SETÚBAL: Padre Constantino indignado com cerco policial a Vila Maria

. Publicado em 11ª Ilha

O sacerdote católico, que desde a primeira hora esteve ao lado dos moradores (a maioria cabo-verdianos) considera que a polícia protagonizou “um tratamento desumano”. No entanto, a saída do bairro tem um lado positivo: “as pessoas estão muito contentes com a mudança, ficaram apenas tristes com o último dia”


 

O pároco da Igreja de Nossa Senhora da Conceição, em Setúbal (Portugal) está indignado com o cerco policial à antiga Mecânica Setubalense (também conhecida por Vila Maria), onde residia uma grande comunidade cabo-verdiana. O padre Constantino Alves (na foto), que desde a primeira hora manifestou a sua ativa solidariedade aos moradores do bairro clandestino, disse estar-se perante “um tratamento desumano” protagonizado pela polícia na última quinta-feira.

Recordamos que a Polícia de Segurança Pública, com um efetivo de cinco dezenas de agentes, cercou um quarteirão inteiro para despejar os moradores, dando-lhe um curto espaço de tempo para pegarem nos seus haveres pessoais. Mais grave ainda, foi a própria Segurança Social, através do seu Instituto de Gestão Financeira, que solicitou a despropositada ação policial.

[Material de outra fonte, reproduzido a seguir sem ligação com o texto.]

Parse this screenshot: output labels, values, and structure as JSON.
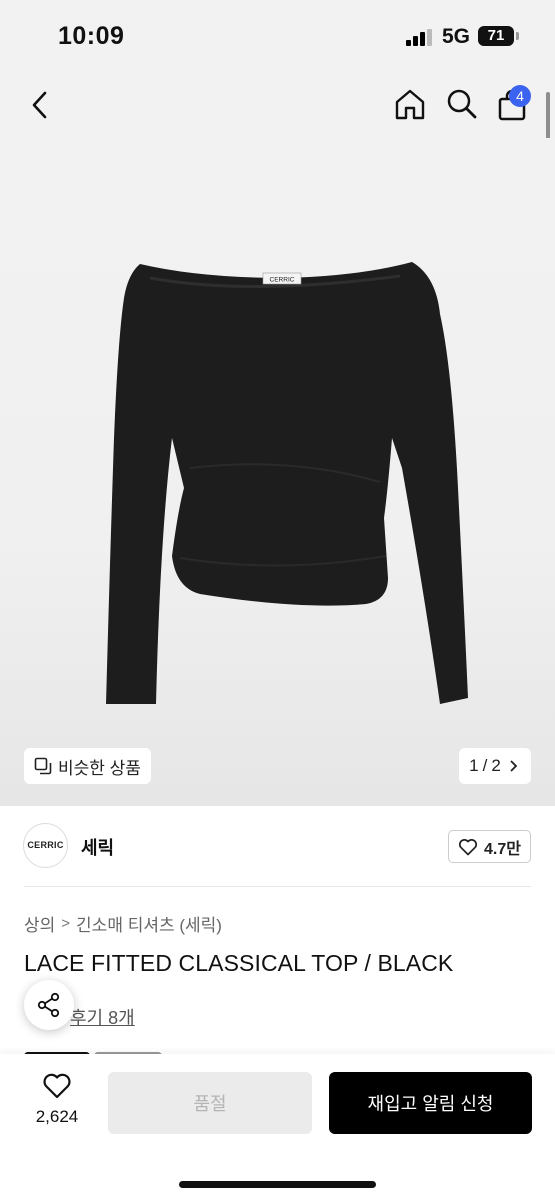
{
  "status_bar": {
    "time": "10:09",
    "network": "5G",
    "battery": "71"
  },
  "header": {
    "cart_count": "4",
    "icons": [
      "back-arrow-icon",
      "home-icon",
      "search-icon",
      "shopping-bag-icon"
    ]
  },
  "gallery": {
    "similar_label": "비슷한 상품",
    "page_current": "1",
    "page_sep": "/",
    "page_total": "2",
    "garment_label": "CERRIC"
  },
  "brand": {
    "logo_text": "CERRIC",
    "name": "세릭",
    "likes": "4.7만"
  },
  "breadcrumb": {
    "level1": "상의",
    "level2": "긴소매 티셔츠 (세릭)"
  },
  "product": {
    "title": "LACE FITTED CLASSICAL TOP / BLACK",
    "reviews_label": "후기 8개"
  },
  "bottom_bar": {
    "wish_count": "2,624",
    "soldout_label": "품절",
    "restock_label": "재입고 알림 신청"
  },
  "colors": {
    "accent_badge": "#3b63f0",
    "primary_button": "#000000",
    "disabled_button": "#ebebeb"
  }
}
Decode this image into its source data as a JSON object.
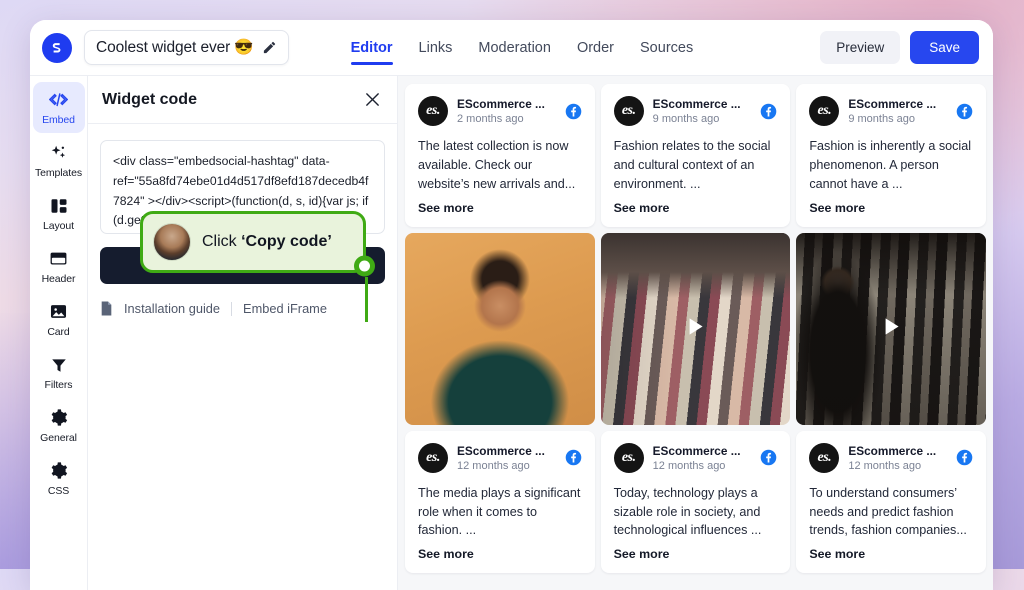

Moradores tratados como criminosos

“Com que imagem vão ficar as crianças nascidas e criadas naquele bairro quando no último dia que lá vivem são acordadas por dezenas de polícias, como se fossem criminosos”, interrogou-se o padre Constantino ao jornal português Público, acrescentando que o despejo foi efetuado de “forma brusca, reforçando o estigma e o preconceito e sem acompanhamento psicológico”.

O Instituto de Gestão Financeira da Segurança Social (IGFSS), através da vogal do Conselho de Administração, Beatriz Imperatori, também veio a público desdramatizar a situação alegando que “a Segurança Social teve e tem as portas abertas a todos os moradores para todo o apoio que for possível. As crianças foram tidas em linha de conta. Escolhemos o período de férias exactamente para não afetar o desempenho escolar e as eventuais mudanças de escola”, argumentos que, no entanto, não conseguem ocultar a violência do despejo e o facto de só ter sido garantido alojamento à maior parte dos moradores por um período de 48 horas.

Desrespeito pela dignidade humana

Constantino Alves contou ao jornal que passou aquela dramática manhã a receber telefonemas de moradores “aflitos e tristes por não terem sido avisados de véspera” para poderem acondicionar os seus haveres. “A polícia tomou o bairro de assalto, deu apenas meia hora às pessoas para retirarem os bens essenciais, com o restante a ir parar a armazéns, isto é uma saída inglória, sem respeito pela dignidade humana”, sublinhou o sacerdote católico. No entanto, parece haver um lado positivo: “as pessoas estão muito contentes com a mudança, ficaram apenas tristes com o último dia”, referiu o padre Constantino, um elemento fundamental de ligação entre os moradores e as autoridades.

Casas já foram atribuídas

Segundo Beatriz Imperatori, 41 das 48 famílias identificadas pela Segurança Social têm já casa atribuída, faltando ainda resolver o caso de sete agregados. Mas boa parte das casas ainda não estão disponíveis, visto necessitarem de alguns arranjos, que a dirigente do IGFSS espera estarem concluídos ainda este mês ou em agosto. Até lá as pessoas terão de se ir desenrascando.

“Os restantes sete são casos individuais de pessoas que, de livre vontade, recusaram as casas que lhes foram atribuídas”, disse ainda Imperatori. Uma recusa que se prende com o facto de terem sido disponibilizadas casas fora de Setúbal, num caso até a 100 quilómetros de distância, com grandes inconvenientes para a vida das pessoas obrigadas a ficar longe da cidade onde viveram nos últimos anos e em localidades onde não têm laços afetivos e dificuldades de integração.